Seize corps des victimes du crash du vol AF 477 ont été retrouvés dans l’Atlantique. La plupart d’entre eux, tout comme les débris de l’avion, ont été recueillis dans un lieu situé à environ 1.150 km de la ville de Recife, sur la côte nord-est du Brésil. Selon un porte-parole de l’armée brésilienne, neuf corps ont été recueillis par la frégate brésilienne Constitucao et huit par la frégate française Ventôse. Quatre sont des corps de femmes, quatre d’hommes, les autres ne sont pas encore identifiables. Les dépouilles arriveront mardi sur l'archipel de Fernando de Noronha, où elles seront examinéss par une équipe de huit experts de la police.
Commencera alors le long travail d’identification des victimes. C’est la section de recherche de la gendarmerie des Transports aériens, en charge de l’enquête judiciaire, qui s’en occupera. «L’enquête est divisée entre trois groupes de travail, chacun ayant en charge une mission et un objectif précis», explique Pierre Bouquin, lieutenant-colonel et chef du bureau de presse du Service d'informations et de relations publiques des armées (SIRPA).
Une première équipe travaille sur les documents pouvant apporter une explication sur les causes du drame. Une deuxième vient d’entrer en action. Actuellement basée au Cap Vert, cette équipe se dirige ce lundi vers la zone de recherche pour recenser les matériaux qui ont refait surface.
Voir notre diaporama sur les recherches et les débris de l'Airbus http://www.20minutes.fr/diaporama/739-1-0-0-L-Airbus-A330-retrouve-au-large-des-cotes-bresiliennes.php
Enfin, avec le repêchage de corps, la troisième cellule, «cellule d’identification», entre également en jeu ce lundi. Gérée par l’UNIVC (l’Unité Nationale d’Identification des Victimes de Catastrophes), elle est divisée en deux sections, Ante Mortem et Post Mortem. L’équipe Ante Mortem contacte les familles de victimes afin d’obtenir le plus de renseignements possibles aidant à l’identification des corps (panoramique dentaire, détails vestimentaires…). En contact avec les proches dès le premier jour, c’est elle qui est notamment chargée de prélever l’ADN des familles.

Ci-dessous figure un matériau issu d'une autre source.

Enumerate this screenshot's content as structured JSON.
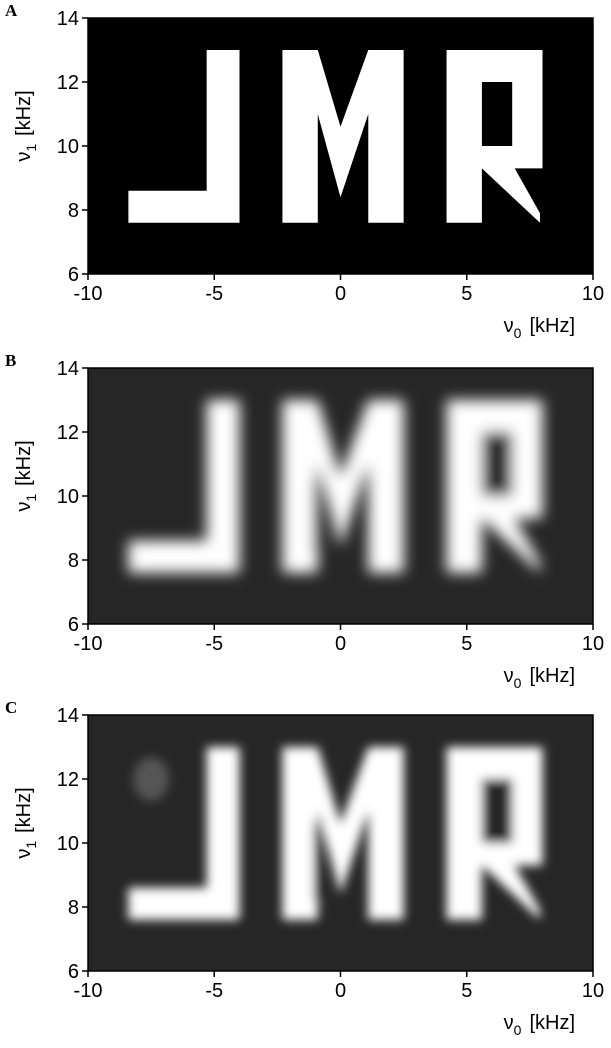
{
  "chart_data": [
    {
      "type": "image",
      "panel": "A",
      "xlim": [
        -10,
        10
      ],
      "ylim": [
        6,
        14
      ],
      "xticks": [
        -10,
        -5,
        0,
        5,
        10
      ],
      "yticks": [
        6,
        8,
        10,
        12,
        14
      ],
      "xlabel": {
        "symbol": "ν",
        "subscript": "0",
        "unit": "[kHz]"
      },
      "ylabel": {
        "symbol": "ν",
        "subscript": "1",
        "unit": "[kHz]"
      }
    },
    {
      "type": "image",
      "panel": "B",
      "xlim": [
        -10,
        10
      ],
      "ylim": [
        6,
        14
      ],
      "xticks": [
        -10,
        -5,
        0,
        5,
        10
      ],
      "yticks": [
        6,
        8,
        10,
        12,
        14
      ],
      "xlabel": {
        "symbol": "ν",
        "subscript": "0",
        "unit": "[kHz]"
      },
      "ylabel": {
        "symbol": "ν",
        "subscript": "1",
        "unit": "[kHz]"
      }
    },
    {
      "type": "image",
      "panel": "C",
      "xlim": [
        -10,
        10
      ],
      "ylim": [
        6,
        14
      ],
      "xticks": [
        -10,
        -5,
        0,
        5,
        10
      ],
      "yticks": [
        6,
        8,
        10,
        12,
        14
      ],
      "xlabel": {
        "symbol": "ν",
        "subscript": "0",
        "unit": "[kHz]"
      },
      "ylabel": {
        "symbol": "ν",
        "subscript": "1",
        "unit": "[kHz]"
      }
    }
  ]
}
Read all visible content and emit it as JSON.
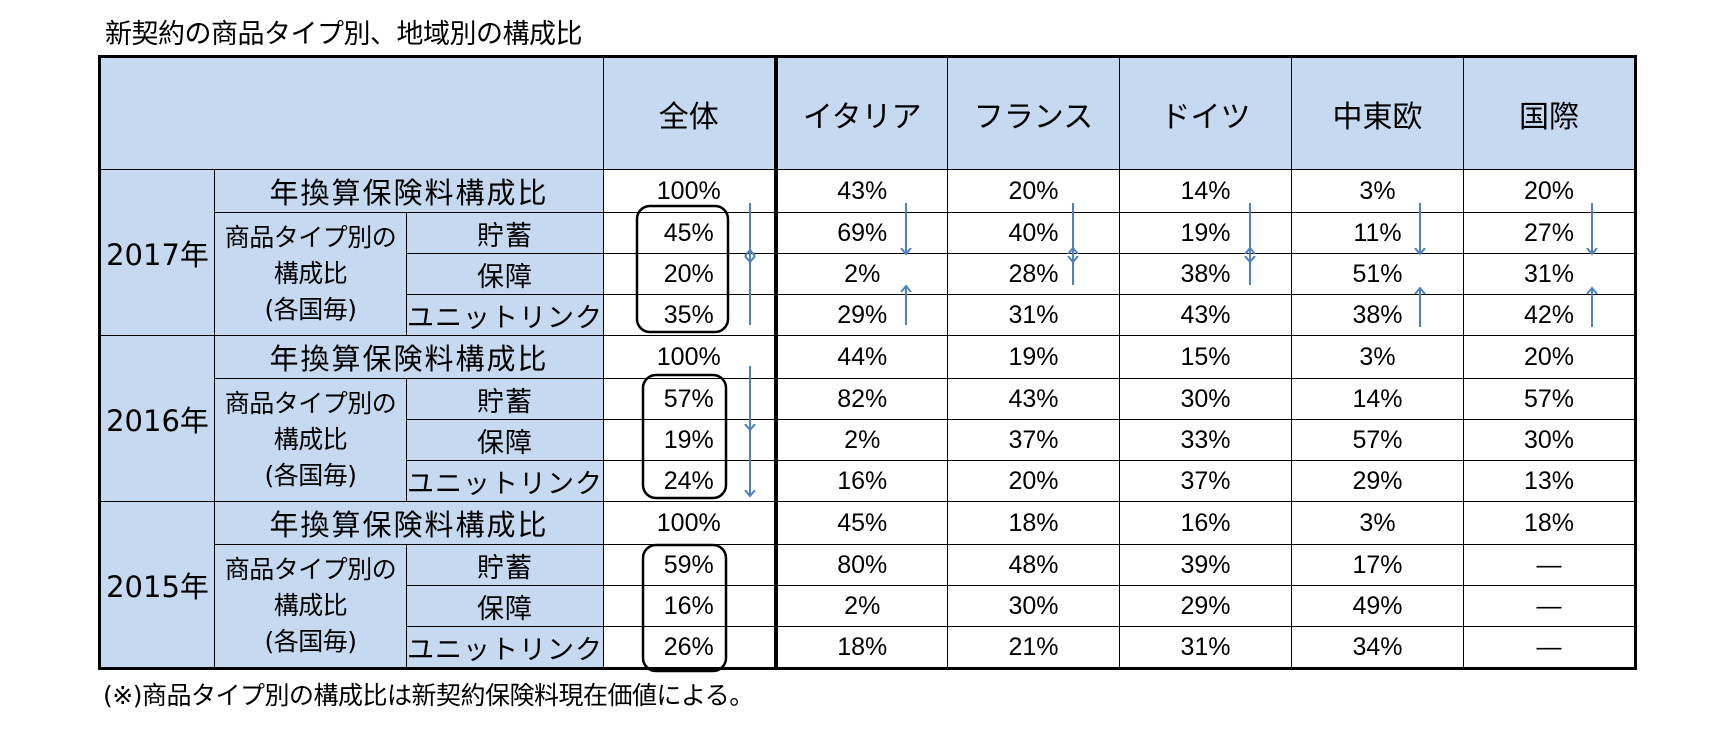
{
  "chart_data": {
    "type": "table",
    "title": "新契約の商品タイプ別、地域別の構成比",
    "note": "(※)商品タイプ別の構成比は新契約保険料現在価値による。",
    "columns": [
      "全体",
      "イタリア",
      "フランス",
      "ドイツ",
      "中東欧",
      "国際"
    ],
    "row_labels": {
      "total": "年換算保険料構成比",
      "product_type": "商品タイプ別の構成比(各国毎)",
      "product_type_lines": [
        "商品タイプ別の",
        "構成比",
        "(各国毎)"
      ],
      "savings": "貯蓄",
      "protection": "保障",
      "unit_linked": "ユニットリンク"
    },
    "years": [
      {
        "year": "2017年",
        "total": [
          "100%",
          "43%",
          "20%",
          "14%",
          "3%",
          "20%"
        ],
        "savings": [
          "45%",
          "69%",
          "40%",
          "19%",
          "11%",
          "27%"
        ],
        "protection": [
          "20%",
          "2%",
          "28%",
          "38%",
          "51%",
          "31%"
        ],
        "unit_linked": [
          "35%",
          "29%",
          "31%",
          "43%",
          "38%",
          "42%"
        ]
      },
      {
        "year": "2016年",
        "total": [
          "100%",
          "44%",
          "19%",
          "15%",
          "3%",
          "20%"
        ],
        "savings": [
          "57%",
          "82%",
          "43%",
          "30%",
          "14%",
          "57%"
        ],
        "protection": [
          "19%",
          "2%",
          "37%",
          "33%",
          "57%",
          "30%"
        ],
        "unit_linked": [
          "24%",
          "16%",
          "20%",
          "37%",
          "29%",
          "13%"
        ]
      },
      {
        "year": "2015年",
        "total": [
          "100%",
          "45%",
          "18%",
          "16%",
          "3%",
          "18%"
        ],
        "savings": [
          "59%",
          "80%",
          "48%",
          "39%",
          "17%",
          "—"
        ],
        "protection": [
          "16%",
          "2%",
          "30%",
          "29%",
          "49%",
          "—"
        ],
        "unit_linked": [
          "26%",
          "18%",
          "21%",
          "31%",
          "34%",
          "—"
        ]
      }
    ]
  },
  "colors": {
    "header_fill": "#c5d9f1",
    "arrow": "#4f81bd",
    "border": "#000000"
  }
}
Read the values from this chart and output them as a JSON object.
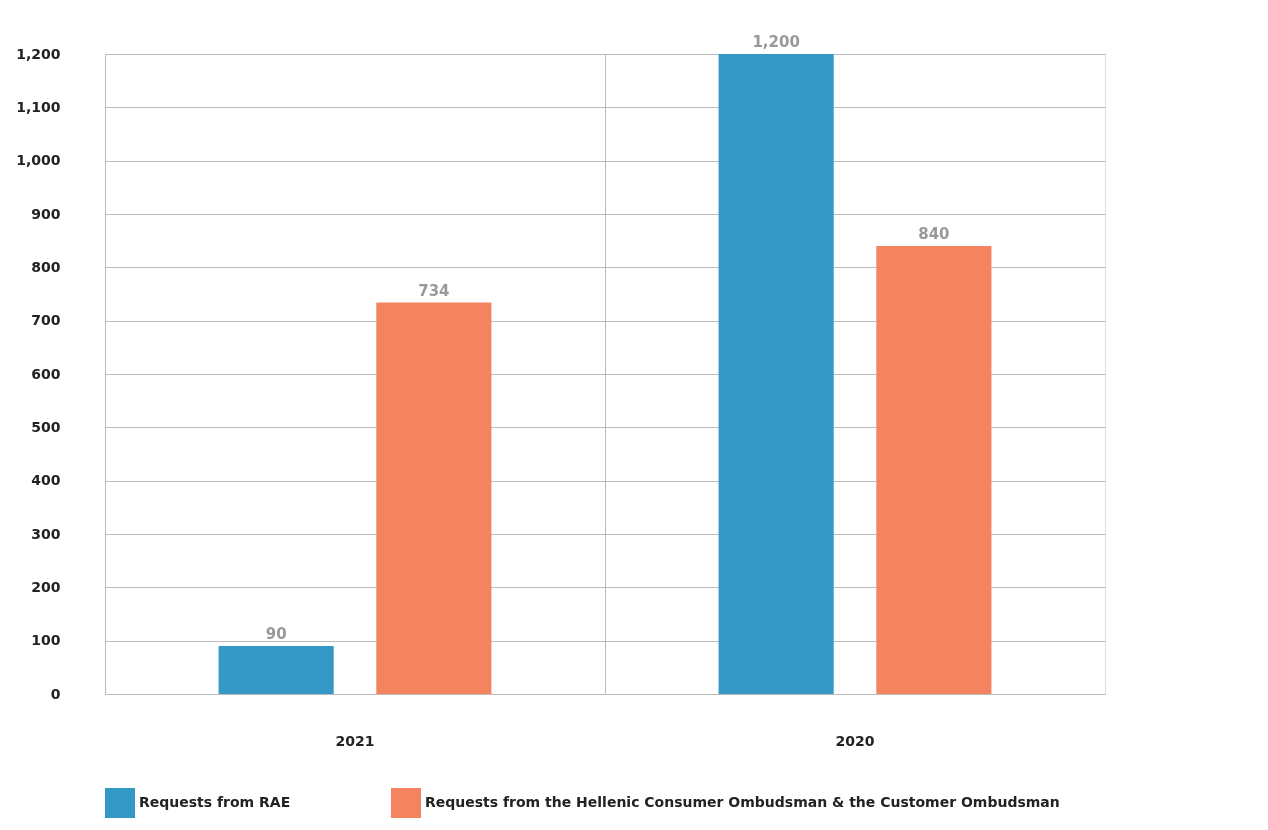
{
  "chart_data": {
    "type": "bar",
    "categories": [
      "2021",
      "2020"
    ],
    "series": [
      {
        "name": "Requests from RAE",
        "color": "#3599c6",
        "values": [
          90,
          1200
        ],
        "value_labels": [
          "90",
          "1,200"
        ]
      },
      {
        "name": "Requests from the Hellenic Consumer Ombudsman & the Customer Ombudsman",
        "color": "#f4845f",
        "values": [
          734,
          840
        ],
        "value_labels": [
          "734",
          "840"
        ]
      }
    ],
    "ylim": [
      0,
      1200
    ],
    "yticks": [
      {
        "value": 0,
        "label": "0"
      },
      {
        "value": 100,
        "label": "100"
      },
      {
        "value": 200,
        "label": "200"
      },
      {
        "value": 300,
        "label": "300"
      },
      {
        "value": 400,
        "label": "400"
      },
      {
        "value": 500,
        "label": "500"
      },
      {
        "value": 600,
        "label": "600"
      },
      {
        "value": 700,
        "label": "700"
      },
      {
        "value": 800,
        "label": "800"
      },
      {
        "value": 900,
        "label": "900"
      },
      {
        "value": 1000,
        "label": "1,000"
      },
      {
        "value": 1100,
        "label": "1,100"
      },
      {
        "value": 1200,
        "label": "1,200"
      }
    ],
    "grid": true,
    "legend": "bottom"
  }
}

Les familles des victimes travaillent actuellement avec la police judiciaire. «Dès mardi, certaines familles ont accepté de donner leur ADN, mais d’autres avaient refusé. Elles estimaient que cette procédure n’avait pas de sens sans corps. Aujourd’hui, avec des corps, la donne a changé. Les familles envisagent de se soumettre aux tests. L’identification des corps sera plus rapide avec l’ADN », explique Guillaume Denoix de Saint-Marc, porte-parole d’une association française des victimes.
La cellule Post Mortem «travaille directement sur les corps», essaie de les identifier, de relever des particularités. En étroite collaboration avec ses homologues brésiliens, elle n’aura recours à l’ADN que «si les corps sont trop abîmés pour être identifiés», affirme Jean Bouquin.